Si Puigdemont se viera con fuerzas para destrozar JxCat como ha hecho con el PDECat, es probable que volviera a emprender la tarea de hacerse otro partido a medida, un partido intransigente que no abdicara de toda confrontación como han hecho Jordi Sànchez y compañía, pero ni se plantea denunciar el colaboracionismo de sus consejeros, los de Sànchez claro y, para no quedar en evidencia ante la mayoría de JxCat, ni siquiera da apoyo explícito a las tres voces mencionadas. Los partidarios de mantenerse en el 'no surrender' que aún lo invocan, sostienen la ficción de la influencia política determinante de Puigdemont. 'Wait and see', que pasen los dos años de rigor, y ya se verá como desde Waterloo levanta las masas y lo revienta todo. Dos años que con la prórroga por las elecciones de finales del 23 pueden ser tres, o cuatro bajo la hipnótica batuta de Pedro Sánchez. Exilio eternizado y cada vez más anodino.

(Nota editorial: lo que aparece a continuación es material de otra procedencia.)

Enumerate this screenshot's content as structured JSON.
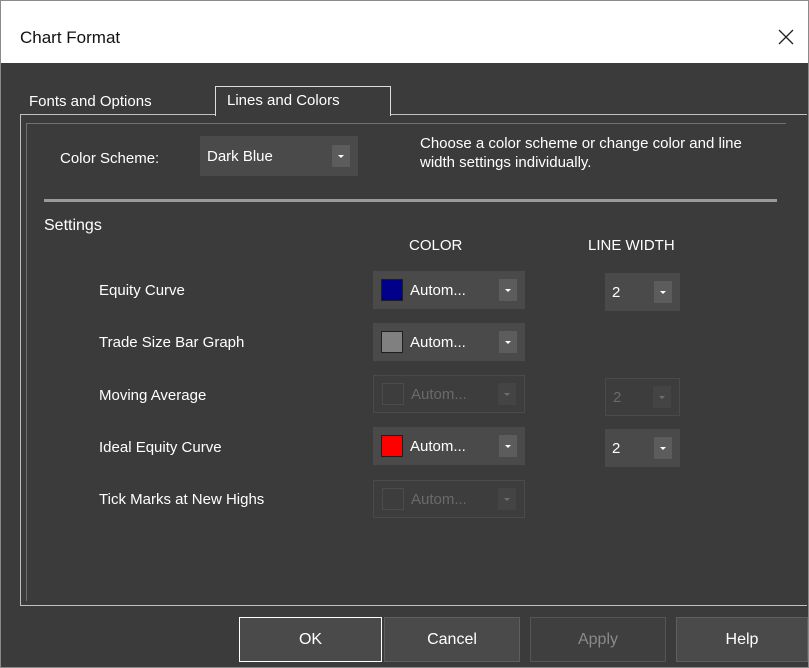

La figura de Puigdemont no ha hecho más que difuminarse y así proseguirá. No tiene las riendas del poder, no marca la línea de su propio partido por no hablar del rumbo del país. Tanto es así que, si tuviera las garantías de volver, se vería atrapado en la lógica que ha echado su predecesor Artur Mas del tablero de la política. Si no encabezas una opción, si tu partido respalda la vía contraria a la que has predicado, si eres incapaz de ganar las elecciones porque has renunciado a tu propio mensaje, más vale que te quedes en Bruselas aunque tuvieras que dejar de invocar la persecución de la justicia española para no volver. Tanto es así que lo que realmente hundiría, del todo y para siempre, el perfil de Puigdemont como símbolo, sería una amnistía total y completa sobre los hechos de 2017 que tan mal terminaron por su pésimo liderazgo. Si volviera con impunidad garantizada, por ejemplo gracias a los tribunales europeos, tal vez serían los suyos quienes un día, anticipándose a un veredicto que se abrirá paso con el tiempo, le pasaran cuentas y desmantelaran sus excusas de haber estado mal aconsejado. Como enfatizó De Gaulle, "las consideraciones son de muchos, la decisión es de uno".

Desde un punto de vista pues no solo político sino para no pasar a la historia como algo más que responsable último de haber estrellado el proceso, le conviene, en vez de volver, explotar, aunque sea a luz de un cirio que se vuelve velita de tarta de cumpleaños, su condición de símbolo de una ya más que quimérica resistencia.